SolidFire has released Oxygen, Version 8 of its Element all-flash storage operating system, which is meant to court data center operators looking for reliable performance to support cloud services.
SolidFire, as its name suggests, has an all-solid-state technology. It brings the known solid-state benefits to the table, like the reliability that comes from having no moving parts, and better performance. This, combined with the fact that the unit cost for solid-state storage is trending downwards, approaching that of traditional media storage, has piqued data center interest.

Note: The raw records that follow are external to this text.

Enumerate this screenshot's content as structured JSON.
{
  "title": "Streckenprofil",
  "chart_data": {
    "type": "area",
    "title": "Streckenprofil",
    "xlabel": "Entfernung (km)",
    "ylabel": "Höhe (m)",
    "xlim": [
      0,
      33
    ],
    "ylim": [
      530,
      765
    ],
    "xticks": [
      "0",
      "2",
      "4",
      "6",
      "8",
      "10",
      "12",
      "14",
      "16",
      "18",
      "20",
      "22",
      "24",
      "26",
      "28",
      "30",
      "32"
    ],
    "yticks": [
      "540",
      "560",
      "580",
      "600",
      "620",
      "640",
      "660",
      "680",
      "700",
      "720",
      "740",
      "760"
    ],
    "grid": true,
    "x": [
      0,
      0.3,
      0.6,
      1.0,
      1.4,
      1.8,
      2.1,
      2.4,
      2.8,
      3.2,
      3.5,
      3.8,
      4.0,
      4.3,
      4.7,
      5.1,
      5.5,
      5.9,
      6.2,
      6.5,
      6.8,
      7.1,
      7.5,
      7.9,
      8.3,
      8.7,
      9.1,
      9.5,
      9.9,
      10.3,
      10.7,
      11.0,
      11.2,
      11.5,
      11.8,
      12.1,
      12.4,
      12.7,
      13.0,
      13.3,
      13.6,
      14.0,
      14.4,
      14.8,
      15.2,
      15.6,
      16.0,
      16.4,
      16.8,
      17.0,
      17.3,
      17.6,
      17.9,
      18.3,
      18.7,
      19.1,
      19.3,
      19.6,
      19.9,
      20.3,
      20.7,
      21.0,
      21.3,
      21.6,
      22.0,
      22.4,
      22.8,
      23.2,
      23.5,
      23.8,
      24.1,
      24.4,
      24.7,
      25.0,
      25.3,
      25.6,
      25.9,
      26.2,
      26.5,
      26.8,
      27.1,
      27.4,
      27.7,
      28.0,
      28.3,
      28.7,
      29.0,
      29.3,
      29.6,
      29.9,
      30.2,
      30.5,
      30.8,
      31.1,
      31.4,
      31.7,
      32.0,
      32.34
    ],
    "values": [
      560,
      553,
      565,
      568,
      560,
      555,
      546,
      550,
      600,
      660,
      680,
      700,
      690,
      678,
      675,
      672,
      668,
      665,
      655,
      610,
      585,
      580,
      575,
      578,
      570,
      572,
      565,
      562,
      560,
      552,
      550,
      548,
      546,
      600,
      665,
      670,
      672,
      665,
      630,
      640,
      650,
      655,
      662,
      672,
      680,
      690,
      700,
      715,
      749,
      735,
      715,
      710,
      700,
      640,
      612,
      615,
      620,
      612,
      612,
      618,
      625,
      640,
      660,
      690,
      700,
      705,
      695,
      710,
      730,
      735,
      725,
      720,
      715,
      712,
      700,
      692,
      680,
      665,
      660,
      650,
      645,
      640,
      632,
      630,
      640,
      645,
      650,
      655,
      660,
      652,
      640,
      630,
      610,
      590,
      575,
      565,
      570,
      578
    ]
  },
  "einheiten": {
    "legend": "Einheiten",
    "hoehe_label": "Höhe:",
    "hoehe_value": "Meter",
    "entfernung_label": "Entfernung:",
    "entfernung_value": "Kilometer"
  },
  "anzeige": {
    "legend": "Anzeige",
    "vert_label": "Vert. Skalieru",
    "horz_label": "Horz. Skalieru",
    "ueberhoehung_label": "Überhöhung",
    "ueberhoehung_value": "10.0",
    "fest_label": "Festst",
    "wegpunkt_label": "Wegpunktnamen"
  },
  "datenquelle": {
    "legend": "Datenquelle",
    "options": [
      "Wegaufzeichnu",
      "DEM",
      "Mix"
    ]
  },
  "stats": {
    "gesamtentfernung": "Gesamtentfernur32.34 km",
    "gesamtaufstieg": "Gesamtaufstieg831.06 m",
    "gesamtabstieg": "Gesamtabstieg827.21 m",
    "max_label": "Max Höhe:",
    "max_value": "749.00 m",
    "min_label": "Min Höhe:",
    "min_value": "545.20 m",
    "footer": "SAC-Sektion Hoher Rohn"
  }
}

Oxygen takes the proposition and kicks it up a notch with enhanced data assurance functionality that reduces operational overhead and risk. This includes synchronous replication, which maximizes data protection against a disaster; snapshot replication, which replicates snapshots to a second site for rollback flexibility; a scheduler/retention manager for the scheduling and automation of snapshots, rollback points and retention duration; expanded VLAN tagging, which delivers support for up to 256 secure, logically isolated, per-tenant storage networks on a single storage platform; and LDAP Authentication for centralized user account administration.

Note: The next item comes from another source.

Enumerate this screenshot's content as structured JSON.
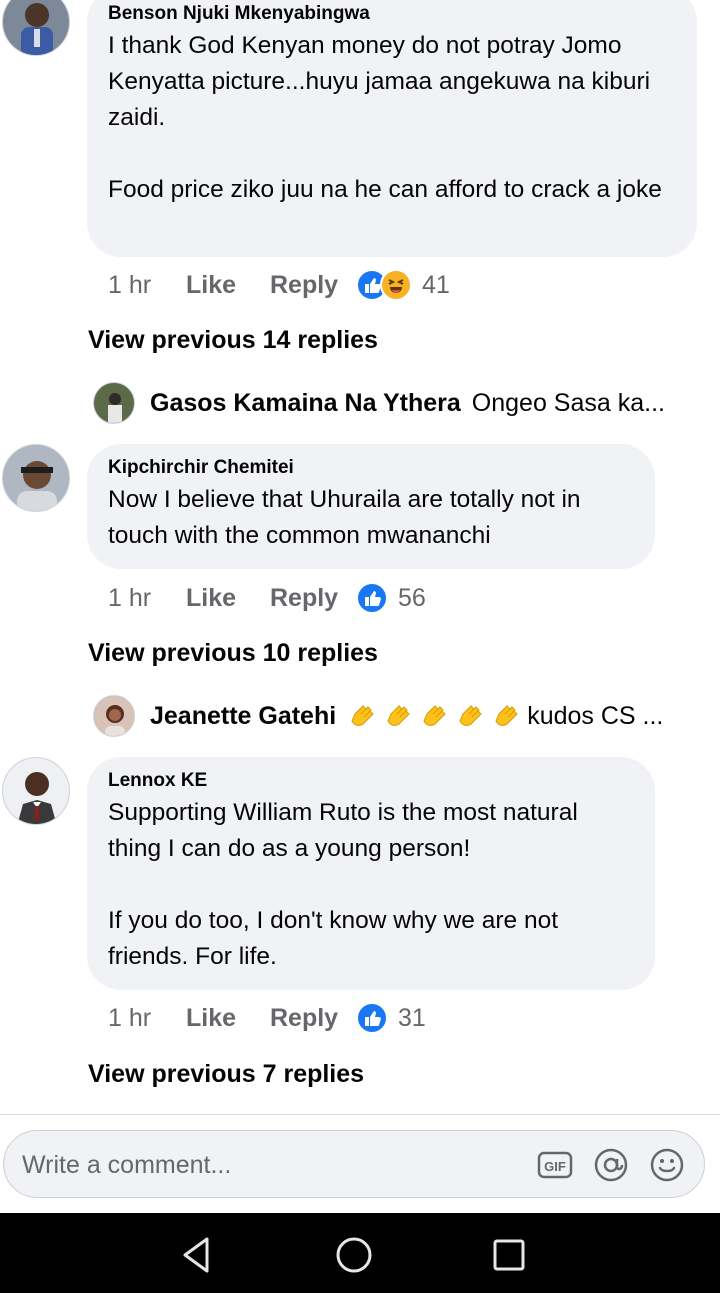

“SolidFire’s Element OS powers IT infrastructure and accelerates the transition to the next generation data center, delivering agility, scalability, automation and predictability,” said SolidFire’s CEO and founder, Dave Wright. “For eight generations, Element OS has enabled our customers to transform their underlying data center infrastructure and achieve things they’ve never been able to before.”
Version 8 of Element OS can be delivered non-disruptively and takes advantage of Self-Healing High Availability Architecture, which has enabled thousands of in-field, in-production upgrades without disruption since the product was released for general availability in November 2012.

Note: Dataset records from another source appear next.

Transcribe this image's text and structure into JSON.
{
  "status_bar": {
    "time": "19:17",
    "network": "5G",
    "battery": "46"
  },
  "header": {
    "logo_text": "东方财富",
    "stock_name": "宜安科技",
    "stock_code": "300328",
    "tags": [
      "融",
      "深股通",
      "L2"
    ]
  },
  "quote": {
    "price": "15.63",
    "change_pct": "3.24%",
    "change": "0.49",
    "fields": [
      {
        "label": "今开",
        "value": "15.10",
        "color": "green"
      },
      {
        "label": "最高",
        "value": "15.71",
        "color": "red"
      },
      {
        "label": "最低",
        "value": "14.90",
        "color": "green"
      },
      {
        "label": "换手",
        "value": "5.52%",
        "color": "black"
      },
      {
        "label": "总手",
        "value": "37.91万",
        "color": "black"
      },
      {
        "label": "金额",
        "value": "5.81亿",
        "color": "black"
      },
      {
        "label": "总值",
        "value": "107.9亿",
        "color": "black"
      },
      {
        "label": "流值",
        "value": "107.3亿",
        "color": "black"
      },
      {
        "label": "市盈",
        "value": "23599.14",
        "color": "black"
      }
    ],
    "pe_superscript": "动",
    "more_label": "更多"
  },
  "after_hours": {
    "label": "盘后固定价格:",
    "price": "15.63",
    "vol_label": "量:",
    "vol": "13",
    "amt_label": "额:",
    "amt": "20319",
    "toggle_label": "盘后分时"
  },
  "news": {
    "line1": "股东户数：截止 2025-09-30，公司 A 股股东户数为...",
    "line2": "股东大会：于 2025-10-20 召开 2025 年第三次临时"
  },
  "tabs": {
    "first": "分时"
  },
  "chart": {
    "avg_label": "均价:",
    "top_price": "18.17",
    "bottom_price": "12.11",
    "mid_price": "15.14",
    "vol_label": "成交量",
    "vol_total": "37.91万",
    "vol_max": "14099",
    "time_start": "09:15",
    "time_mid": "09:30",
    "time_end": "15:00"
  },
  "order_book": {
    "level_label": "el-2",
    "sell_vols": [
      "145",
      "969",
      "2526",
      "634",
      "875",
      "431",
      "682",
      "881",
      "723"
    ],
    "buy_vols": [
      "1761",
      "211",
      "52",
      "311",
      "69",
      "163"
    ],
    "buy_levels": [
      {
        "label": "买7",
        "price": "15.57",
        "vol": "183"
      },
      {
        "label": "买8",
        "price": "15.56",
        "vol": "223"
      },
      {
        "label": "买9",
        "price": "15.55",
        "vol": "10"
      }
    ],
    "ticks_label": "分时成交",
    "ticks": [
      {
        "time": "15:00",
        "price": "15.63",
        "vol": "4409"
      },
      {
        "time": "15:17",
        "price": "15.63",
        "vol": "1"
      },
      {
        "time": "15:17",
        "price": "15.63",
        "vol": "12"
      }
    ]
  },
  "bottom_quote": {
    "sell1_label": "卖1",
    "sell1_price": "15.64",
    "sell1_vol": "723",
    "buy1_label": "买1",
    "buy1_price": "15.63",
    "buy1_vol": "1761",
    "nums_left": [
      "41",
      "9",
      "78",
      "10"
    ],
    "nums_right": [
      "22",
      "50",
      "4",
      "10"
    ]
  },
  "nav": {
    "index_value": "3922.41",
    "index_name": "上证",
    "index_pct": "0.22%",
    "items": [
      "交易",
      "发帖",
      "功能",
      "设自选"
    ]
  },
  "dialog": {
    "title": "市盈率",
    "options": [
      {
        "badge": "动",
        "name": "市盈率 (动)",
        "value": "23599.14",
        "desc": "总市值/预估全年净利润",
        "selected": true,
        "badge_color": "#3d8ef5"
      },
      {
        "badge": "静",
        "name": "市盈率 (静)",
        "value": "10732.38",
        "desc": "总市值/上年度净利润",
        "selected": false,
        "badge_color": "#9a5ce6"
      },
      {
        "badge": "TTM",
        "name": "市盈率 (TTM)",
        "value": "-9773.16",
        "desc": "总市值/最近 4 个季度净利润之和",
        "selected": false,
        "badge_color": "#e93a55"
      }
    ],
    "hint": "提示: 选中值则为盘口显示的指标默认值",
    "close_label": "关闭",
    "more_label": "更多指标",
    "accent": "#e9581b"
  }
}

SolidFire’s Oxygen release can be used to upgrade existing SolidFire platforms including Element X, SolidFire’s software-only option for hyper-scale customers.
The company has also released a reference architecture that specifies pre-qualified server/storage/networking components comprising SolidFire storage, Cisco (News - Alert) UCS C-Class servers and Cisco Nexus networking hardware. This adds to existing SolidFire reference architectures that use Dell R630 servers.